The only hope Moutse has now, according to specialists here on South Africa's homelands policy, is a court challenge to the district's incorporation. There is a chance that the residents might win because of a victory in a similar suit about two years ago. Such a court decision, the specialists suggested, would also let South Africa back out of its agreement with Kwandebele without any loss of face.
Four more people, all blacks, died Friday in violence elsewhere in South Africa, according to police headquarters in Pretoria.
Two men were burned to death near Stutterheim, 40 miles northwest of the port city of East London, when their house was burned down by other blacks, the police reported. A third man was beaten and then set on fire near Burgersdorp, also in eastern Cape province, and died later of his burns.

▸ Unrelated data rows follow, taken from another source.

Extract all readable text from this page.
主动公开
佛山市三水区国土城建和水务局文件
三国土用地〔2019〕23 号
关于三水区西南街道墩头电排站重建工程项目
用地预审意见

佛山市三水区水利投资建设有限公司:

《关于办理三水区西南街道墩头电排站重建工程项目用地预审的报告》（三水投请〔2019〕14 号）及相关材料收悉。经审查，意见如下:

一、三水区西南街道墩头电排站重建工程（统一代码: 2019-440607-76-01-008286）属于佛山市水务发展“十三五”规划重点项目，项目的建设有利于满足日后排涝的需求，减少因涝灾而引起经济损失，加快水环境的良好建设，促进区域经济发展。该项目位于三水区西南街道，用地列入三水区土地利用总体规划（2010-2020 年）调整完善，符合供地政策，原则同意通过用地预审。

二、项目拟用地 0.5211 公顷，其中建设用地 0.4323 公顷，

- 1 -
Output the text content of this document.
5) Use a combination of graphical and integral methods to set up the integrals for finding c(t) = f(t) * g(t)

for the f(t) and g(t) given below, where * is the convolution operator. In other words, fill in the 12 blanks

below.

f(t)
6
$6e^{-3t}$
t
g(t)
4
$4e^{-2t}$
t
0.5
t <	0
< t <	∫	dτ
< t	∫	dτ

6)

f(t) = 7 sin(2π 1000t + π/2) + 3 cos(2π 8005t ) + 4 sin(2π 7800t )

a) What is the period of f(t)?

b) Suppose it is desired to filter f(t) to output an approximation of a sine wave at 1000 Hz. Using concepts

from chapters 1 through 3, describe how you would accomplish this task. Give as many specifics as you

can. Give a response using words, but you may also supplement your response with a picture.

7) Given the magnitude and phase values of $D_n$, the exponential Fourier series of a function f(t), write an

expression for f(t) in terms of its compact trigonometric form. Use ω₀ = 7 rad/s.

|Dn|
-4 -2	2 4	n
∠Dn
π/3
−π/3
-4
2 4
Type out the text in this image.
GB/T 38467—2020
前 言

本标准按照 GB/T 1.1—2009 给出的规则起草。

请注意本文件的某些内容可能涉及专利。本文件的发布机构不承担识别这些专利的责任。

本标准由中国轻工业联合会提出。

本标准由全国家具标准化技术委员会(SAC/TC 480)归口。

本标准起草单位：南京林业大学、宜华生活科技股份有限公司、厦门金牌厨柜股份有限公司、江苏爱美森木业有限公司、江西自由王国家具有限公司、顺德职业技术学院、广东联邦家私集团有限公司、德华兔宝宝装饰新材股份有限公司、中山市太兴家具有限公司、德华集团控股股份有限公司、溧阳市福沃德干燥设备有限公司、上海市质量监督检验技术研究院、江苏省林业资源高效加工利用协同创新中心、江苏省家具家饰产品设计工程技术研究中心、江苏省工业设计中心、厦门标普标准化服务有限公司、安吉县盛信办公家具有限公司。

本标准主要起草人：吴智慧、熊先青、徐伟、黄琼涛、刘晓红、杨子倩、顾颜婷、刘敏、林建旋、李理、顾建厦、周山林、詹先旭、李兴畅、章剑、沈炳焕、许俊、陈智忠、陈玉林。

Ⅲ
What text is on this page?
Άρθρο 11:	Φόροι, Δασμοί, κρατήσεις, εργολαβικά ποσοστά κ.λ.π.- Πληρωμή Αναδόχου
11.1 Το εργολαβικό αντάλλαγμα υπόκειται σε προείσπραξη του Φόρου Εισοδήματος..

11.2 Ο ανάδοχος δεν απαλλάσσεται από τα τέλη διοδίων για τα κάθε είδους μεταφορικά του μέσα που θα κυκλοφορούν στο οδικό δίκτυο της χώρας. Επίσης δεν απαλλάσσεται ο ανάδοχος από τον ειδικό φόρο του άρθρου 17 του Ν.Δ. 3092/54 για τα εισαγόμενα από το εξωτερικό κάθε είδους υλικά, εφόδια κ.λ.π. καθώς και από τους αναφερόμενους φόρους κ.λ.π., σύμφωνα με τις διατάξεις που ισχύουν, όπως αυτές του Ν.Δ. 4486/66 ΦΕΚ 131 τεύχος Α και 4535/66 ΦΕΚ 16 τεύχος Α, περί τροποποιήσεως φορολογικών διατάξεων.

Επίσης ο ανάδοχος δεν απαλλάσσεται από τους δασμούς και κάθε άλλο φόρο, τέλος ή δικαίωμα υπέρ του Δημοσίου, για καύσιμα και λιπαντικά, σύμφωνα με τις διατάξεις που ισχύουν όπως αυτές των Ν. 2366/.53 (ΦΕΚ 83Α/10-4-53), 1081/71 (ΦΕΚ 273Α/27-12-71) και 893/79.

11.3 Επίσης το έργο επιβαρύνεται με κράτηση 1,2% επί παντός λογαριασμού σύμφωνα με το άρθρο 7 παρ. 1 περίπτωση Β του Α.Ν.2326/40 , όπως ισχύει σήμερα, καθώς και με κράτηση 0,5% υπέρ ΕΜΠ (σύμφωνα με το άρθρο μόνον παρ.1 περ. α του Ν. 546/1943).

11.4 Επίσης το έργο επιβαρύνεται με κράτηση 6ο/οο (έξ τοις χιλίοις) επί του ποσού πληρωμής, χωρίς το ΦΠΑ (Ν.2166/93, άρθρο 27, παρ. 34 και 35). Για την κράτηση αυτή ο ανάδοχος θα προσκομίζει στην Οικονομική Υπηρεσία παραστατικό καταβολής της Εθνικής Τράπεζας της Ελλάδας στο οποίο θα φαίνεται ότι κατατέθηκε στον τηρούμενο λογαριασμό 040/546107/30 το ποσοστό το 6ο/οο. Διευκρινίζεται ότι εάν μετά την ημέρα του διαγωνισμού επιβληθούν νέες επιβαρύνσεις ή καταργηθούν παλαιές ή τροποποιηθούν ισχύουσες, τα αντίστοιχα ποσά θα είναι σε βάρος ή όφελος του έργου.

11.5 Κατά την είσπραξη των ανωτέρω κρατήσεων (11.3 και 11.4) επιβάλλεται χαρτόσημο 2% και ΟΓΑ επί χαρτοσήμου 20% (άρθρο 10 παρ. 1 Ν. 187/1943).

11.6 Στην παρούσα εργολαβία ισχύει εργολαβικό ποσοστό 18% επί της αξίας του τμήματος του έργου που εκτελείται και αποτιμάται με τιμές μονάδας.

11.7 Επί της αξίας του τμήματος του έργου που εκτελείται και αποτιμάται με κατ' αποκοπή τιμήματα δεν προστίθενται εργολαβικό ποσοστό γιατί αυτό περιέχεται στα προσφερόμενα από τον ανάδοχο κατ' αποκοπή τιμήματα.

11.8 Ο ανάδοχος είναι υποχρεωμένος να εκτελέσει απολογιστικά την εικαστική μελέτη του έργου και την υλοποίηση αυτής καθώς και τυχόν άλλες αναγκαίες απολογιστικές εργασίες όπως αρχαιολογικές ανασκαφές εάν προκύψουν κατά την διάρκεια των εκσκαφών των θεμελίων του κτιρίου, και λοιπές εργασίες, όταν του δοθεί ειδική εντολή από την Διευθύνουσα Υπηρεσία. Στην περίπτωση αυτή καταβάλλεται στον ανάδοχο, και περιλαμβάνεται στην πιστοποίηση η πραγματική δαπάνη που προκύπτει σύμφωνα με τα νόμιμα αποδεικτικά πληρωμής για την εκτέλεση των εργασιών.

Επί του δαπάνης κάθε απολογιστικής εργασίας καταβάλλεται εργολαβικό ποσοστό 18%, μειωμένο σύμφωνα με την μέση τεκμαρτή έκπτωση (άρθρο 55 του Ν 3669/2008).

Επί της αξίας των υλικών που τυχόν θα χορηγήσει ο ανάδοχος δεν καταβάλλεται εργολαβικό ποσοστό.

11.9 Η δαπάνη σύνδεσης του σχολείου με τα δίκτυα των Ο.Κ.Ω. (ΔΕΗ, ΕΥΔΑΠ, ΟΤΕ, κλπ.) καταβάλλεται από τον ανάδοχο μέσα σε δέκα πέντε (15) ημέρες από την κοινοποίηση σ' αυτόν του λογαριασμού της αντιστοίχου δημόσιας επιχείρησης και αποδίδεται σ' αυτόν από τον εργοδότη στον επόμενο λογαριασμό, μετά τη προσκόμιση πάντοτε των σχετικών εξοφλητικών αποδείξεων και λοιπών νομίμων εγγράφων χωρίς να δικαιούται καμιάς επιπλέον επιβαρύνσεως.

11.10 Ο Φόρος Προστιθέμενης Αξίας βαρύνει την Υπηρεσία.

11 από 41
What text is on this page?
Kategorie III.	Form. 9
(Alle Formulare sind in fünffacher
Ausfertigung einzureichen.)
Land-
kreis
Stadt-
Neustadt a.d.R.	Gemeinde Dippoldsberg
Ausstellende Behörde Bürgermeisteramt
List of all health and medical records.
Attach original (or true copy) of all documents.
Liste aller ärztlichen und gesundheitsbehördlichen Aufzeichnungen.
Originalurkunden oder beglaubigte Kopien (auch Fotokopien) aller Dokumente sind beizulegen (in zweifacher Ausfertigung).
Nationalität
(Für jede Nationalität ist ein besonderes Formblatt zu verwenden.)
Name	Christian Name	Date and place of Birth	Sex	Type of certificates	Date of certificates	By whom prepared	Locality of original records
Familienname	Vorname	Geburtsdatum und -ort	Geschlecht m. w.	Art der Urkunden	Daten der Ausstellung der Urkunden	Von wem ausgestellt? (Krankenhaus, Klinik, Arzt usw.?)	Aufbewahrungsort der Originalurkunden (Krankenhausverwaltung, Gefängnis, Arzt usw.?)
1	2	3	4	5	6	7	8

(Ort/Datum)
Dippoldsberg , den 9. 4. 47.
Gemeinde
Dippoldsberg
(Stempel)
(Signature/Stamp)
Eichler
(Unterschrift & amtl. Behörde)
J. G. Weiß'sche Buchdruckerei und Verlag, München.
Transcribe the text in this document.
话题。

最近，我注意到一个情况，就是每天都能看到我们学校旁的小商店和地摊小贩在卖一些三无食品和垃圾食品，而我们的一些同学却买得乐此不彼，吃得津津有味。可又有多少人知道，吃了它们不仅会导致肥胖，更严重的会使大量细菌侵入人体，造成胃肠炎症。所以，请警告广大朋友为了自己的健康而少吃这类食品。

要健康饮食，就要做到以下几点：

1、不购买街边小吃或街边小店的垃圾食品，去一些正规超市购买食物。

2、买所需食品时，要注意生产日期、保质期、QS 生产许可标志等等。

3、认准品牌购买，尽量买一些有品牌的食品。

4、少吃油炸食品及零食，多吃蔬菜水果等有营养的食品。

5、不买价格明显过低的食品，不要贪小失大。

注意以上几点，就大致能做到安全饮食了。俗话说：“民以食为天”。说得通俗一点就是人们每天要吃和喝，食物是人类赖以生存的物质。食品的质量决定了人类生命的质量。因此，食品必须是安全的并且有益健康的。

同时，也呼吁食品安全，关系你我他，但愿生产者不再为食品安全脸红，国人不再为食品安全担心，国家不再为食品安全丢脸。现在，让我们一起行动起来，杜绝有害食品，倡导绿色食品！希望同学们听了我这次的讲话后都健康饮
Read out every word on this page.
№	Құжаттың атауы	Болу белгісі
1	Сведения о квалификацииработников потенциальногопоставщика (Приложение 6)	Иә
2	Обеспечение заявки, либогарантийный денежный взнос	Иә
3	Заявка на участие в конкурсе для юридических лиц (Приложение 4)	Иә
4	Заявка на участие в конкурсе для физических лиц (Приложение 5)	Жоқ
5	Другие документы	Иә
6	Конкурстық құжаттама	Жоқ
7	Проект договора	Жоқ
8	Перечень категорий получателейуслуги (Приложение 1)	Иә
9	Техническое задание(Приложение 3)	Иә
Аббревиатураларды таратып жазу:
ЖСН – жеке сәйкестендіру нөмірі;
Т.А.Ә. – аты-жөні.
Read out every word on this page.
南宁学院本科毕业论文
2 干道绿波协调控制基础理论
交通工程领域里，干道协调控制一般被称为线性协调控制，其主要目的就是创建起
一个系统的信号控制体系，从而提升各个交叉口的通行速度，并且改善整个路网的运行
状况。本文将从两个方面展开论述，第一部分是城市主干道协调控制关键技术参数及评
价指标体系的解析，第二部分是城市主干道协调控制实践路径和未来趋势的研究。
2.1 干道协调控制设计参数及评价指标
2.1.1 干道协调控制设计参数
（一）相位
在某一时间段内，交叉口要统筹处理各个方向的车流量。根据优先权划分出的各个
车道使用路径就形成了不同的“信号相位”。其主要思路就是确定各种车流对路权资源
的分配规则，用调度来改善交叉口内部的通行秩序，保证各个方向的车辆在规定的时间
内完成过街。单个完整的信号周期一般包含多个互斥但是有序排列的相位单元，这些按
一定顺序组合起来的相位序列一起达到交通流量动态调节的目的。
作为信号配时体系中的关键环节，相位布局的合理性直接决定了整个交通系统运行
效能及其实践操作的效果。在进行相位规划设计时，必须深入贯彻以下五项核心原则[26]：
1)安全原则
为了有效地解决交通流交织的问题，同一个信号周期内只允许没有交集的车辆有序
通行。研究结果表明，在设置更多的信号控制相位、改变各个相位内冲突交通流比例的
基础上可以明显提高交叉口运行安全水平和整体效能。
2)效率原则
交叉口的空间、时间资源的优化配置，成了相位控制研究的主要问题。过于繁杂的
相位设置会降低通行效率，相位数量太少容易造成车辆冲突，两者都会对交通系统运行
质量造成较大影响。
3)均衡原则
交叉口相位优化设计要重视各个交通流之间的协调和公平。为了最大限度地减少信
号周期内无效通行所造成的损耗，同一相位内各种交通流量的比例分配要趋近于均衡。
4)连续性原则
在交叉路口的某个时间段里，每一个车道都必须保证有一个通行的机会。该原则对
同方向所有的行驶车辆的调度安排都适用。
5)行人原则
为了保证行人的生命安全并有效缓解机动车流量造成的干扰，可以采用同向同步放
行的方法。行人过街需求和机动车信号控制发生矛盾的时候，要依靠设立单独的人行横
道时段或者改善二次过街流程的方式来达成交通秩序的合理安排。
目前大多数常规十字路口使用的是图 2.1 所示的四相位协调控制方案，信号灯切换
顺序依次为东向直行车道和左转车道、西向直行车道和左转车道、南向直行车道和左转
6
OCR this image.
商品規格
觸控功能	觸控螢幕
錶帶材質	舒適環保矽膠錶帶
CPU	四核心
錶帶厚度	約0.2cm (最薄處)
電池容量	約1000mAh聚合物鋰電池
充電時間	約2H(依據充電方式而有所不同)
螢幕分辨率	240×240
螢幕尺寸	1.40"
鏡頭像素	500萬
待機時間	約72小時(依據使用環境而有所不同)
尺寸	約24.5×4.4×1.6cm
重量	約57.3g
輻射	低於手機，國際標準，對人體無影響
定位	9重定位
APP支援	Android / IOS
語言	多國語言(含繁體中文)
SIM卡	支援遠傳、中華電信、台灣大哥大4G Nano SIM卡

And a man, so far unidentified, died in Durban after being wounded Wednesday afternoon when police opened fire with shotguns on a mob of more than 5,000 blacks rampaging along the city's beachfront. His was the second death in the incident.
Memorial Service Banned
In Port Elizabeth, the police banned a memorial service scheduled for today for Molly Blackburn, a white civil rights campaigner who was killed in a weekend auto accident. Although more than 10,000 people, most of them blacks, attended her funeral Thursday, an additional service was planned so that those unable to get off from their work could honor her.
The authorities apparently feared that the service would become a giant political rally opposing apartheid, South Africa's system of racial segregation and minority white rule.
The decision to forbid the service was immediately denounced by Blackburn's friends.
"The only reason I can think of for the ban is that they think this kind of occasion is a threat to the survival of apartheid," said Di Bishop, another civil rights campaigner, whose husband, Brian, was killed in the same crash.
Also in Port Elizabeth, Dr. Wendy Orr, the 27-year-old physician whose testimony secured a court order barring police from beating and torturing political detainees and other prisoners, announced that she is resigning from the government medical service because of repeated death threats. She plans to leave Port Elizabeth for a job in one of Johannesburg's black ghettos.
"I have been very unhappy for some time now," said Orr, who transferred from treating prisoners to treating old-age pensioners after the court case. "And the death threats have just added to my misery. Wherever I go, I just have to get out of the job I am in, and out of Port Elizabeth."